Under the leadership of Michael Saylor, Strategy has reaffirmed its commitment to Bitcoin, even as the cryptocurrency experiences a sharp pullback. On Thursday, the price of Bitcoin fell to as low as $58,000—its lowest level since October 2024. This decline means Bitcoin has now dropped about 52% from its all-time high above $126,000 reached last year.
Strategy stands firm as Bitcoin downturn continues
According to recent data, Bitcoin repeatedly found support around the $60,000 mark throughout the year. After rebounding from this level in February and again in the first half of June—reaching as high as $67,000—the latest wave of selloffs has once again put this threshold under pressure. As of publication time, Bitcoin was down 3.95% over the past 24 hours to $59,729, and had dropped 4.16% for the week.
Michael Saylor emphasized that volatility tests every capital structure, and he underscored that Strategy remains steadfast in its Bitcoin focus, disciplined capital allocation, credit integrity, and commitment to long-term value creation.
Strategy has emerged as one of the most prominent companies regularly adding Bitcoin to its balance sheet since 2020. Originally a software firm, Strategy has become well-known in recent years for its institutional approach to acquiring Bitcoin. Saylor has made this strategy central to the company’s corporate identity.
Balance sheet pressure and growing criticism
As cryptocurrency market losses deepened, Strategy has faced more than $13 billion in unrealized losses on paper. Nonetheless, the company’s management remains convinced that the current volatility is not reason enough to alter its core investment strategy. The company’s statements have consistently highlighted its focus on transparency and unwavering execution.
However, this approach is not without its critics. Crypto analytics firm CryptoQuant argued that Strategy should temporarily pause its Bitcoin purchases and focus on strengthening its reserves. According to CryptoQuant, adopting a more systematic purchasing schedule—rather than buying only when new capital is raised—would represent a more cautious strategy.
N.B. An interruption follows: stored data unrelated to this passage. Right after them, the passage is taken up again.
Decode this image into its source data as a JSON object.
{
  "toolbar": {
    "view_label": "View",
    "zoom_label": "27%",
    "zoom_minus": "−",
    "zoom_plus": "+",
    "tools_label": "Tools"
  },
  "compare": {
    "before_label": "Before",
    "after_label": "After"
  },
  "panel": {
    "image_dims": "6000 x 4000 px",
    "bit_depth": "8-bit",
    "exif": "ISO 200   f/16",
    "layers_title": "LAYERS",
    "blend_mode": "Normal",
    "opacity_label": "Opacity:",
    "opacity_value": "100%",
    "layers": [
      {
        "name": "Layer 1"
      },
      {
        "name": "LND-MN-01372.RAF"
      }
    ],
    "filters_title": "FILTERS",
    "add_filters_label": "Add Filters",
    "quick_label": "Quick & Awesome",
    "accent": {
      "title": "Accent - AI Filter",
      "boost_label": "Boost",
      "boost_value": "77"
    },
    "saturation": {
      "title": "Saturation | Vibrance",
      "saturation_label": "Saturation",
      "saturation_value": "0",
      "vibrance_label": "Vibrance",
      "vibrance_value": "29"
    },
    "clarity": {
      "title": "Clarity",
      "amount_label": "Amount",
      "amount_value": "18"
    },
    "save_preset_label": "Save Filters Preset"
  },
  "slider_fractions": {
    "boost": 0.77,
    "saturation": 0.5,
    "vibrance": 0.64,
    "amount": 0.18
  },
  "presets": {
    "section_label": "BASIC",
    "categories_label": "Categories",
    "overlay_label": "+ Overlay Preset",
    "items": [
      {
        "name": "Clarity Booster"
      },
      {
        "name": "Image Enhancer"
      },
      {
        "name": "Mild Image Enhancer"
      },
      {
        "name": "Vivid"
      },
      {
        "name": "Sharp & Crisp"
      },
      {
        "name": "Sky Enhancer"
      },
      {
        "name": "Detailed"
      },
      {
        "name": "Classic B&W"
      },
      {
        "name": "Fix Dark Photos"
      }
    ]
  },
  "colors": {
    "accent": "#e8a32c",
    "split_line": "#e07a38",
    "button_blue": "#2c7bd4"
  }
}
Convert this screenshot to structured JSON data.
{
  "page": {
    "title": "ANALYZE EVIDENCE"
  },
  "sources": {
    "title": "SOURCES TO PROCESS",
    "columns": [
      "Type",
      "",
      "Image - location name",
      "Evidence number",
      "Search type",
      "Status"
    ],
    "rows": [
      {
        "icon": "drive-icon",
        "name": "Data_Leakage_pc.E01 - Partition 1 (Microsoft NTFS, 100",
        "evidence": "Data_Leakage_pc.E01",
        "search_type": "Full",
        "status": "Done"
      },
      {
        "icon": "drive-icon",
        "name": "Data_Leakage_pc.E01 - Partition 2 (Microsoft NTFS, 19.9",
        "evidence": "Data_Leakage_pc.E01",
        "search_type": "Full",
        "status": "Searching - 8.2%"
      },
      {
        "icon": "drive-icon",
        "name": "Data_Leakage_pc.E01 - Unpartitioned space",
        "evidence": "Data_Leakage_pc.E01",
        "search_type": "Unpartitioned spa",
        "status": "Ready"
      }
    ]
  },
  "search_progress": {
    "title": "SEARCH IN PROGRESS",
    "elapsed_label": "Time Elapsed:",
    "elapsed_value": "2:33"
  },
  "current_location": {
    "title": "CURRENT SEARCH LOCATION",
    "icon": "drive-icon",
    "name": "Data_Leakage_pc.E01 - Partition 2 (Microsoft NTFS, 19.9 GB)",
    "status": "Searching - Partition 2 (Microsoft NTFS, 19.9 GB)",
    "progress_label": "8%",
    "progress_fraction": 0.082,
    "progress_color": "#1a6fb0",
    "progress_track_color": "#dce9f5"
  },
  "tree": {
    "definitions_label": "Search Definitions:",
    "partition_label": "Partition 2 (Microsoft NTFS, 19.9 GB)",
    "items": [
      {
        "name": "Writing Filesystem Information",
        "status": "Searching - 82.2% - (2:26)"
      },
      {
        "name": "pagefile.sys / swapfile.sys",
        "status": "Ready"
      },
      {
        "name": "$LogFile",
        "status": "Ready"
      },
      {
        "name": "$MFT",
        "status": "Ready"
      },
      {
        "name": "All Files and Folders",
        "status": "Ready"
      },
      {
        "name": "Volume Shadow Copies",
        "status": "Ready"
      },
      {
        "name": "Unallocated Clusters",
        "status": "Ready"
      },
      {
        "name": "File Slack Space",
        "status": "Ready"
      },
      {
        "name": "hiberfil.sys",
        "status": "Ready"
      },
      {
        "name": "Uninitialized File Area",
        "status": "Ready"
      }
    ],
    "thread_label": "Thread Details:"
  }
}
CryptoQuant believes that it would be more prudent for Strategy to first rebuild its reserves and then adopt a more structured timing model for its future Bitcoin acquisitions.
Strategy boosts reserves and maintains Bitcoin buying policy
Most recently, Strategy increased its dollar reserves by $300 million, bringing the total to $1.4 billion. The company reported that these additional funds would continue to back the credit quality of its digital debt securities.
During the same period, Strategy acquired an additional 520 BTC for $35 million, raising its total Bitcoin holdings to 847,363 coins. This demonstrates that, even amid significant price declines, Strategy has not abandoned its accumulation policy.
Supporters argue that the losses currently remain unrealized and that the outlook could improve dramatically if Bitcoin finds a bottom and begins to climb again. Nonetheless, as market pressure persists, attention remains fixed on Strategy’s debt structure, reserve management, and the timing of its new acquisitions.